A better way of using Lyft and Uber in health care

Recently there was an article in the Washington Post titled, “Uber and Lyft think they can solve one of medicine’s biggest problems,” in which these two companies are angling to provide better, safer more reliable transportation for patients. While I applaud this mission, given the depth and reach of both companies, I think they may be underselling their abilities to improve health care delivery and reduce cost.

Recently, one of my colleagues had to take her son to a local emergency department for a laceration on his face. Lyft or Uber would have no role in helping my friend or her son as she has a car and drove him to the ED.

After waiting three hours, the area on his face was numbed with medication. The laceration was sewn closed and a dressing, akin to superglue, was applied to keep it covered for a week. The bill (and this is incomplete as there is a second bill coming for the physician fee) was $2,000. The breakdown; $241 for supplies (prep, suture, numbing medication and dressing) and $1,766 for facility charges. Of those facility charges, $1,300 was for her son simply occupying a room in the ED. Crazy, right?

So, what does this have to do with Lyft or Uber?

Well, in our current health care paradigm, these $1,766 in facility charges do not qualify as waste. No insurance company is going to argue with this bill as being necessary. But if we are going to reduce health care costs while improving quality, we need to rethink the current paradigm because $1,766 of facility charges seems awfully wasteful.

Again, what does this have to do with Lyft or Uber?

Rather than having Lyft or Uber bring the patients to the ED, why not flip the script and have Lyft or Uber bring the health care provider to the patients for the care they need? This isn’t so implausible in this era of smartphones, EMR, telemedicine and portable medical technologies.

One could imagine a Lyft or Uber triage center where my colleague could send or live stream a photo or a video of her son’s laceration. A health care provider would evaluate/triage/level this call. A physician trained in emergency medicine would be dispatched with a cell phone in a Lyft/Uber to the location with the necessary supplies. The length of time the physician spends with her son would be trackable by GPS. The clinical documentation, including photos of before and after the procedure, could be uploaded through a secure portal to the electronic medical record.
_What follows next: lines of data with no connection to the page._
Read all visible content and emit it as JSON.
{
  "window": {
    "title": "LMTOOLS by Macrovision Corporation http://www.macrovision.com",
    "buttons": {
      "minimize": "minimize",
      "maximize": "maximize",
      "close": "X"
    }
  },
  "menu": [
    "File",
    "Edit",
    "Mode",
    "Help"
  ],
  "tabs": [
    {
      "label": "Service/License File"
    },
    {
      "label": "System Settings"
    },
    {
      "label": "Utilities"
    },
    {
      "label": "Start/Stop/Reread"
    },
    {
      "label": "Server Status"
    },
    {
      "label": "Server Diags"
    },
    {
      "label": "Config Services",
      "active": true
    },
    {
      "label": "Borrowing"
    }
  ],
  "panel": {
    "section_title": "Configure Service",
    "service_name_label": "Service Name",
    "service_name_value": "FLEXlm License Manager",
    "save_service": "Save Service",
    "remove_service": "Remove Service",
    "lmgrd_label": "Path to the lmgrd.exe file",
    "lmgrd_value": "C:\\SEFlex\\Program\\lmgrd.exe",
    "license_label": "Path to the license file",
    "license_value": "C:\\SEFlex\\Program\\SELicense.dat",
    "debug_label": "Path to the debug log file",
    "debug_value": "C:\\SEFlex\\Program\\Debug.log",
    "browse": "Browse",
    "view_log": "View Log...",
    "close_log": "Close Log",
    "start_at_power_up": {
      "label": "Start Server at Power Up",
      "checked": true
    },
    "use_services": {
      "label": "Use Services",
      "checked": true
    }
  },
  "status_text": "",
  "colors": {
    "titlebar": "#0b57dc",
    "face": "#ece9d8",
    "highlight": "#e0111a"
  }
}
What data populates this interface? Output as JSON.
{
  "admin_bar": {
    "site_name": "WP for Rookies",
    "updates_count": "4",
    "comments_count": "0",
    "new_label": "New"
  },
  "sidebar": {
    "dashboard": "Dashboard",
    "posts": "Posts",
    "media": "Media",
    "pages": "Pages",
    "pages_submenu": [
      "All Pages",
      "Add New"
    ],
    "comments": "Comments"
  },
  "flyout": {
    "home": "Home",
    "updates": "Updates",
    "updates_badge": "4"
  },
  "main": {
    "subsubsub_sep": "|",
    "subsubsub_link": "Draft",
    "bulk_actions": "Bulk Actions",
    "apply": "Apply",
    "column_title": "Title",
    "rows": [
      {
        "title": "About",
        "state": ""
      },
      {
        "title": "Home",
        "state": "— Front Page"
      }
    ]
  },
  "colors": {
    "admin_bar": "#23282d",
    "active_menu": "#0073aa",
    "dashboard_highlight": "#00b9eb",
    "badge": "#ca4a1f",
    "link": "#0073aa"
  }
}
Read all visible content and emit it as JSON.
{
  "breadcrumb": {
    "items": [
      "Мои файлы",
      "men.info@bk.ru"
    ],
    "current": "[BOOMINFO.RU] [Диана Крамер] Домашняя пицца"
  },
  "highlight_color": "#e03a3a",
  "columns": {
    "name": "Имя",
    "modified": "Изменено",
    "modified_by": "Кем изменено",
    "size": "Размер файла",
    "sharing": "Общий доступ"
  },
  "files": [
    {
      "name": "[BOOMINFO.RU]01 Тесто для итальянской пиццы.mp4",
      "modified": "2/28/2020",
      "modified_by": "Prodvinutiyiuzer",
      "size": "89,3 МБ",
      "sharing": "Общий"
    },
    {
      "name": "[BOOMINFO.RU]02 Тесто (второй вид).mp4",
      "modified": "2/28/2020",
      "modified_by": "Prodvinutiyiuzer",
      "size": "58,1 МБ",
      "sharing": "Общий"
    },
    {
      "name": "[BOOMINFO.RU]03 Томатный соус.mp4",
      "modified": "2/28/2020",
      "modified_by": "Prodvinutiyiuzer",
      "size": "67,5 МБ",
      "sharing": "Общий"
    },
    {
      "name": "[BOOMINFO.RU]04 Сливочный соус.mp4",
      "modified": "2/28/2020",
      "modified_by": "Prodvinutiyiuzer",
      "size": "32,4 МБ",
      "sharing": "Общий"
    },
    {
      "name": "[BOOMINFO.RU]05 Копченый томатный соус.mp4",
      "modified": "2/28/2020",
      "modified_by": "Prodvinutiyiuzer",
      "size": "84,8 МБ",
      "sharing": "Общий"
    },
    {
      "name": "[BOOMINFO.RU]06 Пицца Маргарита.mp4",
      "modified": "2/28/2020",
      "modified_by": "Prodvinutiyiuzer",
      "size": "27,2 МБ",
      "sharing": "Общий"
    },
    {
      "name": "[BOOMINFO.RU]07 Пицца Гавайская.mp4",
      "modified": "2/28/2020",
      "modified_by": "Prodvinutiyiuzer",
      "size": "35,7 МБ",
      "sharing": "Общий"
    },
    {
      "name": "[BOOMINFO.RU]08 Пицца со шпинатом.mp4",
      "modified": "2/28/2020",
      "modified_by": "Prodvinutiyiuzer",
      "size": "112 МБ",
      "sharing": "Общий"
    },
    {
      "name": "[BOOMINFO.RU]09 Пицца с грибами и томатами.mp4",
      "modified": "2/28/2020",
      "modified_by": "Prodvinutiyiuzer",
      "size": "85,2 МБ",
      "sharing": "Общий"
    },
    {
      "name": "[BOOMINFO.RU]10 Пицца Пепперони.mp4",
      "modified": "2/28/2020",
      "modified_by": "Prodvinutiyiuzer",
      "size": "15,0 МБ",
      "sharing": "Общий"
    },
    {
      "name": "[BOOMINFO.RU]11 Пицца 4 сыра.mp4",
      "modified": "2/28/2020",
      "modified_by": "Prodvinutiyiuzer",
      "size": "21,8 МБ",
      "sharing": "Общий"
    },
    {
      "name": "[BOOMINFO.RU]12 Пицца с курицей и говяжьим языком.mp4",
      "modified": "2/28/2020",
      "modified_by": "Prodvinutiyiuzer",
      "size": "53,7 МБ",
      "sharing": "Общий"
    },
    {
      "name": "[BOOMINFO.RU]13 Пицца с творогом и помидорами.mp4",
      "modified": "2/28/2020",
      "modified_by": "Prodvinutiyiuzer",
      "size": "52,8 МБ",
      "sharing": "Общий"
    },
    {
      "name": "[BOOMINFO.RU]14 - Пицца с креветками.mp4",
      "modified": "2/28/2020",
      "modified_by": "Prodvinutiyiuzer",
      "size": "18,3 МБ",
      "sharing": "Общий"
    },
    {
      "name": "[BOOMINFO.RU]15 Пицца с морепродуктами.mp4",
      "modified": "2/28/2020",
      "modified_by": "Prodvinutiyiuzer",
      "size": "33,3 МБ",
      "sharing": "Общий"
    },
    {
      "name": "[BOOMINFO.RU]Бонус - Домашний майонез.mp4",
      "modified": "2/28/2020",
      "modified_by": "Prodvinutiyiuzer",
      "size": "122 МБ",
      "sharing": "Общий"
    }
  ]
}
Lyft/Uber would transport the physician to the next call at $0.90 per mile providing time to complete documentation during the ride. With this approach, my friend and her son would not need to leave their house. In all likelihood, the length of time waiting for her son to be seen compared to sitting in an ED would be reduced. The total costs for fixing her son’s laceration would also go down primarily because the $1,300 in facility charges would be significantly reduced or replaced by the much lower cost of the triage center. Furthermore, the physician would have fewer distractions and potentially more time to spend with the patient, thereby re-enforcing the patient-physician relationship.

Another byproduct of this approach would be that by eliminating these types of lower acuity visits to the local ED, the wait times for other patients that must to be seen in an ED would be reduced. This would benefit patients that really do need an ED and its resources; people having stokes, heart attacks, trauma victims, burn victims, patients requiring immediate, complex procedures or surgical interventions where the speed of undertaking an intervention is critical to a good outcome.

To be clear, this is not a one size fits all solution for all medical problems. And there certainly will be unforeseeable obstacles in implementing such an approach. But a triage center for a mobile medicine program could significantly reduce costs and waste. It would also result in better traffic flow of patients by matching them to the most appropriate location or solution. It may seem overly ambitious, but who honestly would have imagined five years ago that ride-sharing would become a multibillion-dollar industry?

Peter F. Nichol is chief medical officer, Medaware Systems.